A New Characterization Technique for Extracting Parasitic Inductances of SiC Power MOSFETs in Discrete and Module Packages Based on Two-Port S-Parameters Measurement

Abstract

The parasitic inductances of silicon carbide (SiC) power mosfet s have a major influence on their operation and circuit performance. They incur negative effects such as switching oscillations, power losses, and electromagnetic interference noise. This paper introduces a new technique to accurately characterize the parasitic inductances of SiC power mosfet s in both discrete packages and power modules based on two-port S-parameters measurement. By treating a power mosfet as a two-port network, we obtain the scattering (S) and impedance (Z) parameters from network analyzer measurement.

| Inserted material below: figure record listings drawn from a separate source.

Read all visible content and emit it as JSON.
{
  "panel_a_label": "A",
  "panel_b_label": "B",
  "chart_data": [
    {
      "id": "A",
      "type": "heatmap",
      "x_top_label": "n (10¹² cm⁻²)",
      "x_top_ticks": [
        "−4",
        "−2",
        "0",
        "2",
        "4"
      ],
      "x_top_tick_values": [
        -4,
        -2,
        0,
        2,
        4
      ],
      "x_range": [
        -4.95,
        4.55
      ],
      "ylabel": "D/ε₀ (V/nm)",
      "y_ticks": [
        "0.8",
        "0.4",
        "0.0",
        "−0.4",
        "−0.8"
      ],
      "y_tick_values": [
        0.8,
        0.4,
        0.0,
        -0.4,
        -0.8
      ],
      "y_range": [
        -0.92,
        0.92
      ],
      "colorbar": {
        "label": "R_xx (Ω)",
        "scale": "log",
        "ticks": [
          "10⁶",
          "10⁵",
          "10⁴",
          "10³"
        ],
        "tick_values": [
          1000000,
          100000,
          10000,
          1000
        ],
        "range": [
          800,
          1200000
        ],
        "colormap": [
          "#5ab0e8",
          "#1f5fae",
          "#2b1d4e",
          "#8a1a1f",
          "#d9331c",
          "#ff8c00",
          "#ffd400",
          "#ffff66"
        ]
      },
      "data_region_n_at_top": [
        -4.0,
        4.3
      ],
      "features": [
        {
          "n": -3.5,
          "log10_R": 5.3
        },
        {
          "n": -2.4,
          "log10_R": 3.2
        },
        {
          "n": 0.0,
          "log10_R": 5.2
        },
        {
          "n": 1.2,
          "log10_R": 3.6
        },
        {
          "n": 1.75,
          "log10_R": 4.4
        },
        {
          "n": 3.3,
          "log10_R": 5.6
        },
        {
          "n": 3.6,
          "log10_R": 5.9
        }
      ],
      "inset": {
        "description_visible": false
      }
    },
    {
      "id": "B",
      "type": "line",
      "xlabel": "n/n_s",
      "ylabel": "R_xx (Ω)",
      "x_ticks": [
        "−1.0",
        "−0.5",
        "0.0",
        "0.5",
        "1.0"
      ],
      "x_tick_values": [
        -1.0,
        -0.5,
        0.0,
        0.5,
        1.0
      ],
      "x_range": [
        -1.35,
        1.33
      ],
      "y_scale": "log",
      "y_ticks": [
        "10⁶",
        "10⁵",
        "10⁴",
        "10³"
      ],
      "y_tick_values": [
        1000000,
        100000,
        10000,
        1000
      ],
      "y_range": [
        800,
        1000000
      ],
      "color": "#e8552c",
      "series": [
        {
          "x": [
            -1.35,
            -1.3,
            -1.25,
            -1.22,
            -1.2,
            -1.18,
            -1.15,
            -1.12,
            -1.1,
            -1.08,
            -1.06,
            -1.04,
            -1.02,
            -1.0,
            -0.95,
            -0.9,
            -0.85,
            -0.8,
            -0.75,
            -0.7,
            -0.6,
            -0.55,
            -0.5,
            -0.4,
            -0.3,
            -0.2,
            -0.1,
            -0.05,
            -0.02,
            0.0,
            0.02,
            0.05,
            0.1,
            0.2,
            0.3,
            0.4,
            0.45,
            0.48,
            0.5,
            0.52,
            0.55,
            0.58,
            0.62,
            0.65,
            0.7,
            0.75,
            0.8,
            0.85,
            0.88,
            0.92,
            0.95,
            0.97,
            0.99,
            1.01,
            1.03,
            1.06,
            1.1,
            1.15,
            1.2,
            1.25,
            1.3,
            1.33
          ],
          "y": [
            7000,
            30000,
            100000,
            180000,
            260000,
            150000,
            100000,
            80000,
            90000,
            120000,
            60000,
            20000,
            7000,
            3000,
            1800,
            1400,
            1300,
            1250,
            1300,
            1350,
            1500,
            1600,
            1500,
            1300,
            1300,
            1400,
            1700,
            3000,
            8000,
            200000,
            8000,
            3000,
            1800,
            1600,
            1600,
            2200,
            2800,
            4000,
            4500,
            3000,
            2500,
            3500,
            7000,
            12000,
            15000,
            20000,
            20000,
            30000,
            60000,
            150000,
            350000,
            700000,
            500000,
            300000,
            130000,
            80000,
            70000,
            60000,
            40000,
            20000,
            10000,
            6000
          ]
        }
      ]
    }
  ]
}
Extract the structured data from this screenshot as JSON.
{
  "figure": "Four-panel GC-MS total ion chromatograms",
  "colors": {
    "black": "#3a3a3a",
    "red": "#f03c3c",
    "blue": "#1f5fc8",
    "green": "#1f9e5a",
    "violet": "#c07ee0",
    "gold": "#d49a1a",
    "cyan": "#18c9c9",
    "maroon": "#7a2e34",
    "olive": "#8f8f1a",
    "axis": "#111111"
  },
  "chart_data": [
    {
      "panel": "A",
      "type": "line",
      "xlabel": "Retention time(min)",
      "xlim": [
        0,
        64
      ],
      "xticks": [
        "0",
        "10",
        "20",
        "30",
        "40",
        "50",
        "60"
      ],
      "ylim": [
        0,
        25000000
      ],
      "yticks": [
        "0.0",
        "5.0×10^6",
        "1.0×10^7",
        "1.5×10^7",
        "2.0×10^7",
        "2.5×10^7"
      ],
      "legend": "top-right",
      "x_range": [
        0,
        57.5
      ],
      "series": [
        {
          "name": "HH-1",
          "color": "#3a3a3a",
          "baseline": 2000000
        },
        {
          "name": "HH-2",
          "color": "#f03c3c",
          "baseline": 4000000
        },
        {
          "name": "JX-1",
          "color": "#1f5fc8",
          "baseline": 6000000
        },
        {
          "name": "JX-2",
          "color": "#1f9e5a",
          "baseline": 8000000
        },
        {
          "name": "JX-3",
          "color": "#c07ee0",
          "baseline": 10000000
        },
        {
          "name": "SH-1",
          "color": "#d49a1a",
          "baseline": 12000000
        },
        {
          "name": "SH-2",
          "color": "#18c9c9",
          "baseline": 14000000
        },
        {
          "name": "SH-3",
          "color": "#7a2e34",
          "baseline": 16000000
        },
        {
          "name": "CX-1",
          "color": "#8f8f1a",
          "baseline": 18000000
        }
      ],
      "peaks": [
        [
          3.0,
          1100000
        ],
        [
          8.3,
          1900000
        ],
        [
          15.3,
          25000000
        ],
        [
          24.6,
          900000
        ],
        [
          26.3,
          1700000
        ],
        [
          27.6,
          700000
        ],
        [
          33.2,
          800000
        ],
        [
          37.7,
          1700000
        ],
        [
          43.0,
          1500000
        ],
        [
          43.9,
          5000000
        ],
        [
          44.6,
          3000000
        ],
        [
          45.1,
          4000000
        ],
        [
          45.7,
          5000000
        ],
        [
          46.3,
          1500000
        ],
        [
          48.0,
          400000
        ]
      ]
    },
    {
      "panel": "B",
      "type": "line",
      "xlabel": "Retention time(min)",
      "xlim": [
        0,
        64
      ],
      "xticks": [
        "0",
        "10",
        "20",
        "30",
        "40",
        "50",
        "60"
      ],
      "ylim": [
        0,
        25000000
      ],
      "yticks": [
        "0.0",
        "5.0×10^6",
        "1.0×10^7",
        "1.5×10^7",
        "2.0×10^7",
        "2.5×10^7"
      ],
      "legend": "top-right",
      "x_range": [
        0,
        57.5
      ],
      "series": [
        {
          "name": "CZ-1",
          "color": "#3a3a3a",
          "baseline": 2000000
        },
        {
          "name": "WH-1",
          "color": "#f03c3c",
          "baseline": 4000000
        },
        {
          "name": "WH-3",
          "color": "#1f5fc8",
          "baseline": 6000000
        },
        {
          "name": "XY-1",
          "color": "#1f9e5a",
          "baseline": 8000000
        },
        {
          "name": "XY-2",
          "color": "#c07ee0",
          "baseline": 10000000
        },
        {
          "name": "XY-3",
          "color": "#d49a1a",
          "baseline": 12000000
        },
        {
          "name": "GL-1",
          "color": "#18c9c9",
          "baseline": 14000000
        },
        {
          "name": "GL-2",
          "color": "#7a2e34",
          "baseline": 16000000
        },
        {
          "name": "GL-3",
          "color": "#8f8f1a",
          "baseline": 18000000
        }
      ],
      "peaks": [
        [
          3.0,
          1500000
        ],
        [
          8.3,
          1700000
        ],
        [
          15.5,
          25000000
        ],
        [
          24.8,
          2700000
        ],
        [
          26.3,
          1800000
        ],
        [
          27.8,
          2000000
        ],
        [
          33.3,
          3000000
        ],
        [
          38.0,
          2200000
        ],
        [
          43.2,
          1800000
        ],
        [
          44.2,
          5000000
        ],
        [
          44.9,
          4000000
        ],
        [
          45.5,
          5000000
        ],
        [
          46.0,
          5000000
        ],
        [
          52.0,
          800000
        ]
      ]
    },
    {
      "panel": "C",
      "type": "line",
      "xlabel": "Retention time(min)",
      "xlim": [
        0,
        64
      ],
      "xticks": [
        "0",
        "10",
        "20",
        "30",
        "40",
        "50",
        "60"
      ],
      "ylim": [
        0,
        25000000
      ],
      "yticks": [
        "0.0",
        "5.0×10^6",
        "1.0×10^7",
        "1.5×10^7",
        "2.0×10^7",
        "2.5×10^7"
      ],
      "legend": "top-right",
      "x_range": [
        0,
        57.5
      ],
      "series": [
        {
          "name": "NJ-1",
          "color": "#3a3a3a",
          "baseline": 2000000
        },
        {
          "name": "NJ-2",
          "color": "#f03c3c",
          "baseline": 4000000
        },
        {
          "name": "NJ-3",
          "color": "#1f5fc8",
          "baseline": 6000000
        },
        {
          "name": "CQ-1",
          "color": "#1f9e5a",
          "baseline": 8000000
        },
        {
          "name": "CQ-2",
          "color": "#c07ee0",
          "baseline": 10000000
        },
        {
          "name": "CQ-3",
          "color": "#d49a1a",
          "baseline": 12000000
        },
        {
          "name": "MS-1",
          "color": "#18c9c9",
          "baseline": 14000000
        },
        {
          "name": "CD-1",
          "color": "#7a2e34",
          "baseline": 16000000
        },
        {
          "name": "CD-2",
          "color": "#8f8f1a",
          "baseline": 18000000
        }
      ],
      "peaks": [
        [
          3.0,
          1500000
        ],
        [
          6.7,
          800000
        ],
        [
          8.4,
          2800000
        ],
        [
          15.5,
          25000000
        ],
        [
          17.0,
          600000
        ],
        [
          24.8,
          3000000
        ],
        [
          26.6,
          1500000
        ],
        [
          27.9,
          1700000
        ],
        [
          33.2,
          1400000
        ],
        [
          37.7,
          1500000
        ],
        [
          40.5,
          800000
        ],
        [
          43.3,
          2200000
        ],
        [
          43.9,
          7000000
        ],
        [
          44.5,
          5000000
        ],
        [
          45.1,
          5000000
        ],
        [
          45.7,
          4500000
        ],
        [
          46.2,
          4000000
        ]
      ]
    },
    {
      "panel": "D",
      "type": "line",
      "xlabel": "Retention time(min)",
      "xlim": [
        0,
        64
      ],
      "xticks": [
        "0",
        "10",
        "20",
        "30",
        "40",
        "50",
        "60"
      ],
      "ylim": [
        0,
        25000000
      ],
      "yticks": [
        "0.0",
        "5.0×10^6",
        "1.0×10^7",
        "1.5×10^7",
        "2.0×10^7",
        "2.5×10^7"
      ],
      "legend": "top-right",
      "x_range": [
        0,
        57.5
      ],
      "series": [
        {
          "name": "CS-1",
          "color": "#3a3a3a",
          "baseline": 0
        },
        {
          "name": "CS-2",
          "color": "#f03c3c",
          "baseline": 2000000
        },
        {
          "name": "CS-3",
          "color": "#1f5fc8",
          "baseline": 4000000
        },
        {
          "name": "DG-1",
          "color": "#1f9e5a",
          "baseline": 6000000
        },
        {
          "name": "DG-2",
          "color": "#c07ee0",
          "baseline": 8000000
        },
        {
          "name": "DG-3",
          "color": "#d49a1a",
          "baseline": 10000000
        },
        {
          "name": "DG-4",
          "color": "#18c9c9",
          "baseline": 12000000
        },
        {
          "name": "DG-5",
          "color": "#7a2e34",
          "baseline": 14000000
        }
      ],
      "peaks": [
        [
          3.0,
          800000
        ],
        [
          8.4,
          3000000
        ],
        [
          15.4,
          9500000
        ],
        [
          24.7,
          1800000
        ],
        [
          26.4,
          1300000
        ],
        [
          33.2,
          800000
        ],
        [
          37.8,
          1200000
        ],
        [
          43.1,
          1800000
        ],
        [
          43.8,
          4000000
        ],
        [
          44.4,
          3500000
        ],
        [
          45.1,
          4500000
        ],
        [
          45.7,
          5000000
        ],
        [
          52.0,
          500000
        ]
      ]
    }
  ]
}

These parameters, through detailed network analysis, provide more accurate values of the internal parasitic inductances than the commonly used single-port impedance measurement technique. The new approach is first verified with high-frequency circuit simulation and then applied in the case study of SiC power mosfet s in a TO-247 discrete package and a half-bridge power module. In addition, a number of silicon power mosfet s and IGBTs in TO-247, TO-220, D2PAK, DPAK, and SO-8 packages are also characterized for comparison. A comparison between the characterization results from the new two-port and the prior art one-port methods reveals a significant difference ranging from 12.6% to 93.9%.